Roger Binns — Sun 28 April 2013
I used to be the kind of person the computer industry cared about.
Hardware makers kept trying to give me more: cpu, memory, storage,
screens, pixels etc. Software makers kept trying to harness that
extra capability, providing new things for me to do, removing limits
on existing ones and new ways of combining, mashing up and remixing
what I have. They came up with multiple different ways of doing
things so you could pick what worked best for you.
Those days are completely over. Hardware comes with built in
obsolescence with non-expandable memory and storage. Screens have
regressed in resolution and surface area. Software makers are
optimising for small tablets using one program at a time with a
finger. They are battling to contain you within their walled garden.
They only provide one way of doing things, which helps reinforce the
walled garden and makes other systems seem alien. (Some changes have
been for the better which is apparent because everyone adopts them -
an example is typing a few letters and getting all relevant
applications, documents, contacts etc.)
This is even happening in the open source/free software world.

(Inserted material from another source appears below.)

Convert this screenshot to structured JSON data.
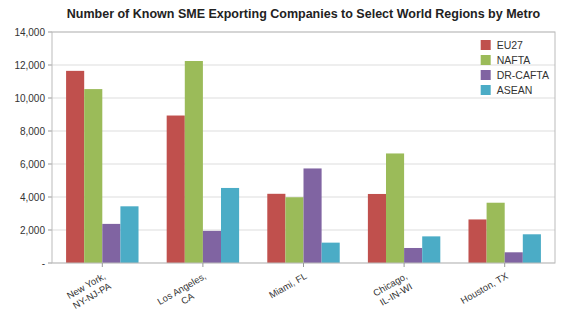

Canonical/Ubuntu has a CLA which ensures an unequal advantage to them
if you want to collaborate. Parts are kept private to keep up that
walled garden (Ubuntu One).
I'd been sticking to Gnome because it had historically been usable and
didn't have a walled garden agenda. Unfortunately the most recent
release (3.8) has finally become unusable, because they provide only
two modes - one completely unusable unless using a small screen with
fingers (that approximately no one has), and the second that imitates
the earlier more usable interface from back when things kept getting
bigger and better.
The latter fails because the developers so focussed on the first mode
completely missed what it was about the second that made it
productive. My main workstation has 4,000 square centimetres of
display space (compared to 160 for an iPad Mini 7 inch). Things are
hidden (eg system monitors and dropbox icons) that should be always
visible. Huge swathes of horizontal space at the top of the screen
are wasted. Attempting to use multiple copies of the same program are
an exercise is frustration. Even task bars (so far the least worst UI
paradigm for managing lots of open windows where many are from the
same app) is broken (eg can't drag and drop to reorder). Doing
anything involves more mouse movement, and more steps. Even the
workspaces don't show their contents or have keystrokes to switch.
The usual answer is that it is open and I can fix it. This is true in
the abstract sense, but not practically because it is obvious I am no
longer welcome. Heck I didn't really even want any changes, just for
things to be left as they were before they got too much worse.
Designers seem to be on a parallel course to make things worse. The
new esthetic is "flat" ui which means fewer pixels devoted to
highlighting the difference between ui elements. And the colour
schemes involve using various shades of gray on top of and next to
other shades of gray. 4,000 square centimetres of gray is not usable.
On laptops with worse colour differentiation it is even hard to
distinguish what is going on.
I've got six months to find the least worst productive environment. O
for the days when it was all about users like me.